Selling loans to investors other than your warehouse bank also can provide new ways to increase your profits. If you have preferred investors outside of your warehouse bank, inquire about how they can get approved as a takeout investor on the line of credit. The investor will likely have to supply proof of financial stability and performance while the bank also may request product guidelines for review.

Once the investor is approved, the warehouse bank may require a copy of the investor’s loan approval or lock for each transaction you fund through the line. Selecting a warehouse bank with a wide variety of approved takeout investors will increase your ability to maximize profitability, although extra work may be required to ensure the warehouse bank approves of any investors you plan to work with when originating mortgages on your warehouse line.

These strategies, if approached in a collaborative spirit, have the potential to dramatically offset any flattening of your revenues. This reinforces the power over earnings potential that motivates many mortgage professionals to make the switch from being an originator to being a correspondent lender.

Cultivate relationships

A warehouse line creates a revolving door of credit for writing and funding mortgages. Although the speed at which the door revolves may be lower in today’s market, industrious correspondents will recognize the opportunity to work smarter and increase their earnings potential by approaching their business with fresh eyes.

Relationships have always been the foundation on which the mortgage market thrives. A market in decline, however, doesn’t have to mean fewer opportunities. By checking in with your warehouse bank, negotiating mutually beneficial terms and expanding your relationships with investors, correspondents at every level can achieve success.

Partnering with the right bank that understands your business model and is willing to work closely with you through the process is critical.

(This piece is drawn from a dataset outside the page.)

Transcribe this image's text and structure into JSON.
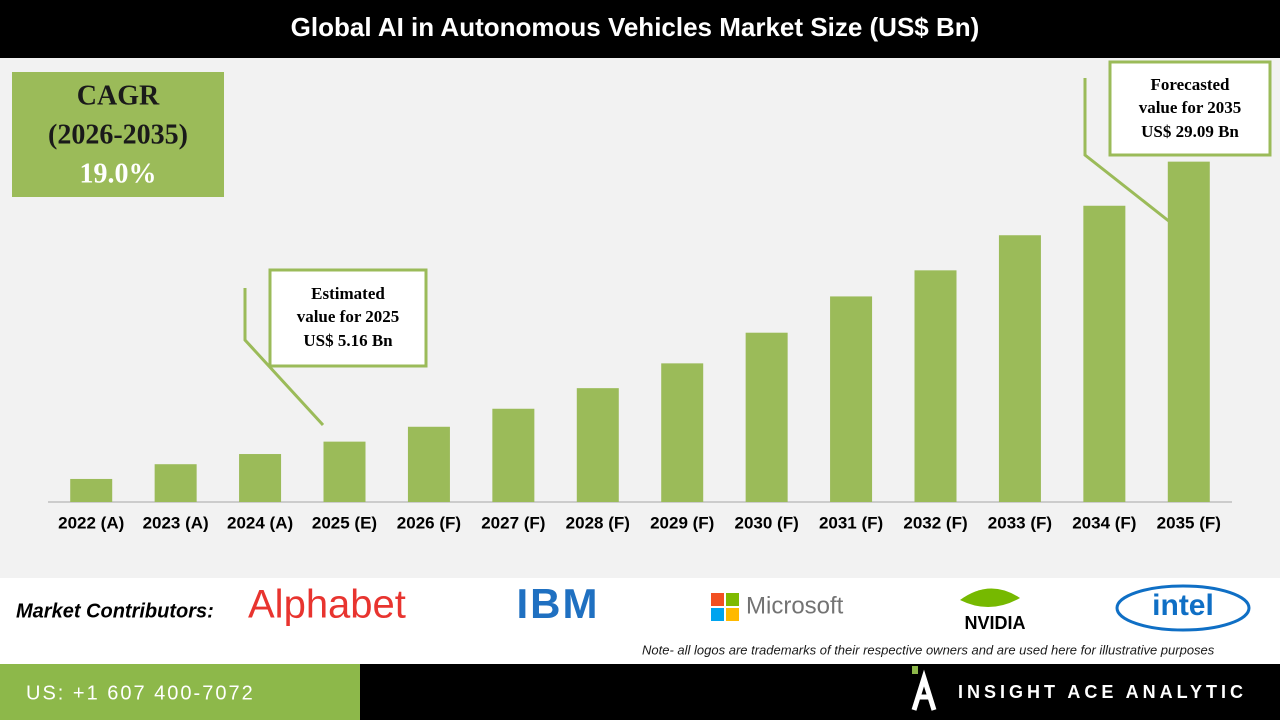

If you’re ready to more fully explore the full range of opportunities that come with managing a warehouse line, you’ll find this revolving door of opportunity to be turning at precisely the right pace. ●


  • Jacqueline Ring

    Jacqueline Ring is vice president of warehouse operations for Florida Capital Bank Mortgage. Over the course of her 25-plus year career in the mortgage industry, including more than a decade with her current company, Ring has acquired deep and nuanced expertise in analytics, policies, procedures and regulatory compliance. She excels in managing complex projects, products and teams, while continuing to provide exemplary customer service.